As with email marketing, a headline can make or break you. Funny, ironic, sarcastic or a little bit rude (just a bit) works a treat in getting people’s attention. If you don’t require a title, then a short intro sentence using those sorts of tones should work too. Just think about how you might react if you are in the receiving line.  How many emails do you ignore every day and which ones get your attention.

In thinking about content, I tell clients who are stuck for ideas, start with a calendar. Use an A3 sheet of paper and split by the twelve months and plot the usual big holidays first e.g. Christmas, Easter, bank holidays etc. Then do a bit of research to find out some unusual holidays (e.g. ‘National Cheese Day’ ‘Dogs go to work with owners Day’ and similar) and stick those in the calendar. Then consider key dates specific to your industry. If you’re in travel and tourism, think about the high travel season or type of holiday relevant to the time of the year e.g. beach, skiing, day’s out. Or research all the main industry shows and events. FAQs make great content. Keep filling in your calendar and suddenly you have twelve months of content, without much effort, planned.

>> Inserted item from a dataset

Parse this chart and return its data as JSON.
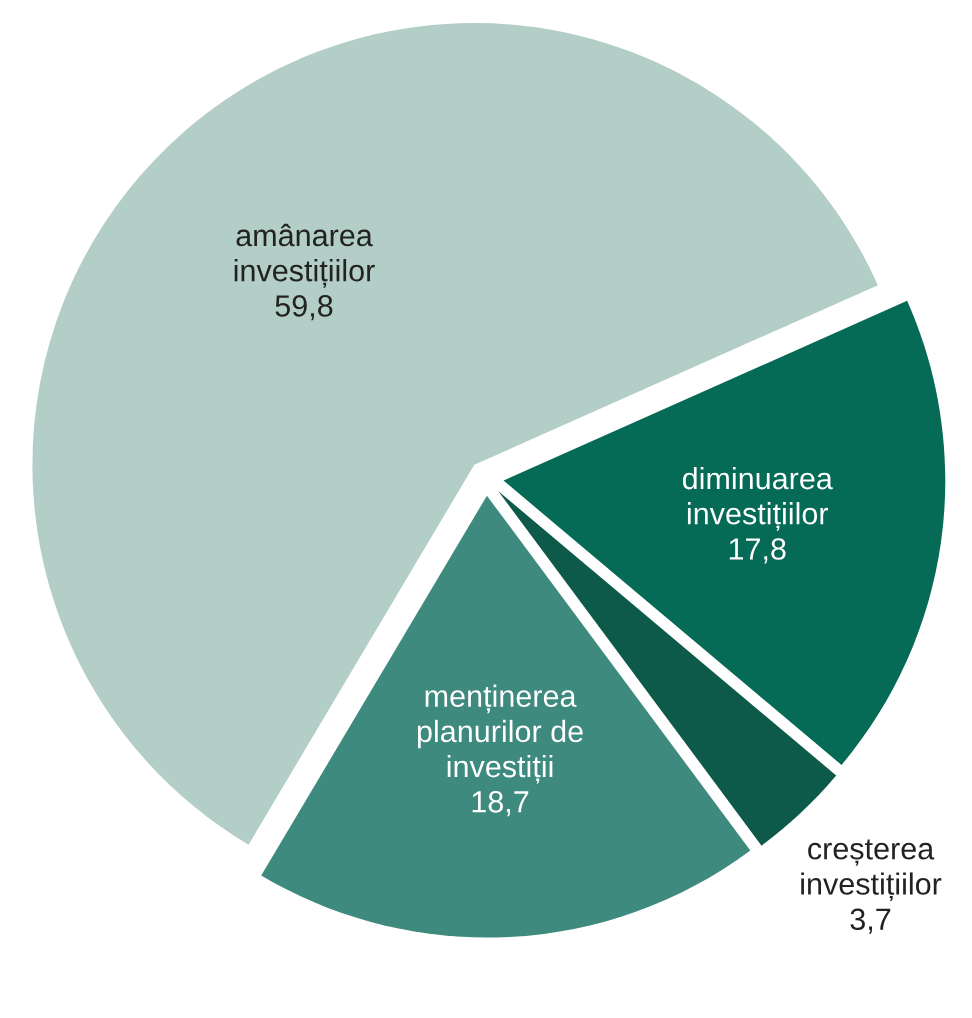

Do think laterally too in terms of content. Don’t just talk about your own industry or business – figure out how you can take advantage of a totally unrelated topic and turn it into something relevant for you and your business. The Chelsea Flower Show may not seem an obvious connection to an Osteopath but if you just think about all those gardeners bending down and making their displays, well sure you can imagine there might be some very sore backs. Suddenly, you’ve got an interesting story with a link. And you can be sure the Chelsea Flower Show will be trending all over social media (don’t forget to use those Hashtags!).

Finishing off, I remember another famous saying ‘Content is King’. I certainly think so – in fact it’s true royalty!